Besides the hesitation to ban the transport of Russian oil, Malta has also dragged its feet on the EU Commission’s calls for previously accepted Russian passport buyer applications to be reassessed in light of sweeping sanctions on the assets held by Russian oligarchs in Europe.
Even suspending the sale of passports to Russians and Belarusians was a decision that was taken only after former parliamentary secretary for citizenship Alex Muscat dug in his heels and described Malta’s scheme as one that ties investment to residency while praising its supposedly robust due diligence. In reality, the scheme was exposed as a box-ticking exercise by the Passport Papers investigation.
Since the start of the war between Russia and Ukraine, over 5.9 million Ukrainians have been forced to flee as a result of the conflict, according to the United Nations’ latest data sets.
While Malta had reportedly provided temporary refugee protection to at least 337 Ukrainians who have fled the conflict, the cut-off point for such protection has become a clear cause of discrimination among applicants.
The Maltese government has refused to grant protection status to anyone who fled Ukraine before 24 February, the day that marked the start of the invasion, leaving refugees who left before the start of the war in the lurch and asking them instead to apply for the standard process of international protection.
While EU laws stipulate that temporary protection should be granted to those who fled from Ukraine when the invasion began, guidelines had strongly urged Member States to grant the same status to Ukrainians who fled after the conflict began.
The Ukrainian community in Malta has been vocal since the start of the conflict, calling on both Maltese politicians as well as leaders of other countries across the globe to stop the invasion and isolate Russia, which has been relentless in its assault on its defiant neighbour.
In particular, the siege of the Azovstal steel plant in the city of Mariupol has been the stage for a dramatic stand-off in which the last remaining Ukrainian forces and citizens sheltering underground were encircled by the Russian military for weeks on end.
Locally, two protests have been held in front of the Russian embassy.
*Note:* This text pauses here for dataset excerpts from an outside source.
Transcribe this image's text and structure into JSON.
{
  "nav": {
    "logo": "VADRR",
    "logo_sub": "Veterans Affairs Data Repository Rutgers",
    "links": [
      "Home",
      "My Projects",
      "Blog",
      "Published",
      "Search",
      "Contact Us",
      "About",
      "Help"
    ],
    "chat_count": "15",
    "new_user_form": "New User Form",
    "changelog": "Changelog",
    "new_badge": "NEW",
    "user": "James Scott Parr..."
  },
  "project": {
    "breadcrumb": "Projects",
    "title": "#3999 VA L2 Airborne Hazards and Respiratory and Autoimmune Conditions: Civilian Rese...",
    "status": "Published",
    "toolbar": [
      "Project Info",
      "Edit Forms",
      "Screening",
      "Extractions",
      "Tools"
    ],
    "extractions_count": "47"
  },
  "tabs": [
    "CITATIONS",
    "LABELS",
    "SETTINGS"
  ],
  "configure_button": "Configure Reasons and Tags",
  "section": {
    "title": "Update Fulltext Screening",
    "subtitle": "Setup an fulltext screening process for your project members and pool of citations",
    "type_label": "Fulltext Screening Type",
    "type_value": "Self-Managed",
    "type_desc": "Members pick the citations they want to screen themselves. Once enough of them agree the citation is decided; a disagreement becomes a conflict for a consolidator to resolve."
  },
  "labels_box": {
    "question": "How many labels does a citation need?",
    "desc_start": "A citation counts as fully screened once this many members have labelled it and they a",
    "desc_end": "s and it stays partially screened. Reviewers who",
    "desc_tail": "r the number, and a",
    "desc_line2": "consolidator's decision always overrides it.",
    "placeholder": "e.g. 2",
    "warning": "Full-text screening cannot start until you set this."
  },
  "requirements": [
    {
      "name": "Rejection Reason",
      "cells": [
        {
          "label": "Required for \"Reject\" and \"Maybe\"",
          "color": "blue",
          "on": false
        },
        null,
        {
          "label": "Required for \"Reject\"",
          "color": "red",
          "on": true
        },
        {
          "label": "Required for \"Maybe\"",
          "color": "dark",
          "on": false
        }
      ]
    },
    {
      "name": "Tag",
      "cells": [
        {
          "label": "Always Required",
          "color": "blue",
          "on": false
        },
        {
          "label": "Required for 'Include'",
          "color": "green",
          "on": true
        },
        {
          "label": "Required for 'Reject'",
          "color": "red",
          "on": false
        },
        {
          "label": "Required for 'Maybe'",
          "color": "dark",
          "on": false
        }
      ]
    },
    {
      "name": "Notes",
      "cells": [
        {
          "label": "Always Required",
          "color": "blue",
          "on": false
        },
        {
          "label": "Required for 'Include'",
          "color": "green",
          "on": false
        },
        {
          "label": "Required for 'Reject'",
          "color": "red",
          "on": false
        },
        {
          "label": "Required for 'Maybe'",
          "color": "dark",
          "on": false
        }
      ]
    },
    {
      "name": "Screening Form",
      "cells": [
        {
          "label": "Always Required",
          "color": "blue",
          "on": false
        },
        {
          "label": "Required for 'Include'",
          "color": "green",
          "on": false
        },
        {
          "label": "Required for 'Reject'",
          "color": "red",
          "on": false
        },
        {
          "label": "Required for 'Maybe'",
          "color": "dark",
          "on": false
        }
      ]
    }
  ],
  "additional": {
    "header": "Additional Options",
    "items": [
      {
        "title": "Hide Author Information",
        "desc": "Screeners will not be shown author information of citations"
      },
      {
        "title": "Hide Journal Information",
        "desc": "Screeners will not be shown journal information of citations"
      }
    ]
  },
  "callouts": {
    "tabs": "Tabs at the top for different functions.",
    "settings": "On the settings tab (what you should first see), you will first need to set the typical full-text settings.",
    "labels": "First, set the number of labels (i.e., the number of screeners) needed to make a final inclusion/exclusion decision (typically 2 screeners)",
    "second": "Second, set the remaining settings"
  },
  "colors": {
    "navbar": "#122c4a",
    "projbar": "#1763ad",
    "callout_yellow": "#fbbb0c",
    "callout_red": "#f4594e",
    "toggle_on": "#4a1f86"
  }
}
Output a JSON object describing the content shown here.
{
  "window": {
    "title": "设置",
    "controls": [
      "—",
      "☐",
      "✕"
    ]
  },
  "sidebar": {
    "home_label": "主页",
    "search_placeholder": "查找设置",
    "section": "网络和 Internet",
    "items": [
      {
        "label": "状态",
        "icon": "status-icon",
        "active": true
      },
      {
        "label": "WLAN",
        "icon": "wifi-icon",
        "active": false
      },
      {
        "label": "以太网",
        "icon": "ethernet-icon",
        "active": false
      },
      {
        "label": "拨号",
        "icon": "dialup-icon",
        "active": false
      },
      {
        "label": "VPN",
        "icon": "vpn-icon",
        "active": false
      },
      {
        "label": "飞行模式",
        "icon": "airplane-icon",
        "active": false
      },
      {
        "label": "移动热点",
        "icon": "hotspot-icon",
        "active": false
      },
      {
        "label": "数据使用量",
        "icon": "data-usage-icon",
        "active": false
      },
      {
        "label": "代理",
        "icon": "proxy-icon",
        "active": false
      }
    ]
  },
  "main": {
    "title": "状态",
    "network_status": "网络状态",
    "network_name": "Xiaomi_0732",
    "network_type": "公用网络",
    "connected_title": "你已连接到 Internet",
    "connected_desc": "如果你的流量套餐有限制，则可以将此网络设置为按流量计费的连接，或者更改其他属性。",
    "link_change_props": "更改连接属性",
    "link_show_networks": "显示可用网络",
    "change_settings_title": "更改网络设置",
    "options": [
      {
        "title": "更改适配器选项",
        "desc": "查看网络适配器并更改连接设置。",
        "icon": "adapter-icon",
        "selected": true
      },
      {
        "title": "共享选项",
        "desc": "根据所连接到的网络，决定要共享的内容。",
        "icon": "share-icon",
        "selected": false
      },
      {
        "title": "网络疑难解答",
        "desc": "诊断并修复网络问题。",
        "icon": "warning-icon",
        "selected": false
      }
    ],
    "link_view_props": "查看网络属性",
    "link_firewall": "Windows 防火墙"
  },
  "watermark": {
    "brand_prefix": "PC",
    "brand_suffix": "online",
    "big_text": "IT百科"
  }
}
One was held on the day after the invasion, while another was held on Sunday at the behest of the Ukrainian World Congress to mark ‘Russian Shame Day’.
The protest held on Sunday was meant to counter the traditional Russian commemoration of the Soviet Union’s victory over Nazi Germany on 9 May.
‘Block their real estate, their yachts, their accounts’
In his address to Parliament, Zelensky did not mince his words, asking Malta’s MPs to “stop accepting people with Russian passports who are formally or informally linked with the Russian Federation”, arguing it is a process which “is dangerous for all Europeans”.
“After thousands of crimes, killings, looting and rapes, it is time to stop privileges given to Russians, starting from golden passports and dual citizenship. Please don’t allow yourselves to be abused, for these people to abuse your island, please do your checks about which Russians are trying to hide using your jurisdictions, your land,” Zelensky told Parliament.
“Please block their real estate, their yachts, their accounts. The business of Russian IT and blockchain companies and propaganda channels – this is not just business but is linked to the aggressive Russian state,” he continued.
The President of Ukraine further reiterated his previous appeals for weapons to be provided to Ukrainian forces defending their homeland and further sanctions against Russian interests and individuals.
“I know that for you and for other European countries, this is a very sensitive topic because the vessels under your flag are also used to transport Russian oil, but each euro, each dollar that you earn will be accompanied by big losses if you cannot stop the food and migration crises,” Zelensky added, referring to how a total blockade on Ukrainian ports is currently restricting the exportation of the country’s agricultural produce and how the conflict in general will generally exacerbate migration crises in Europe.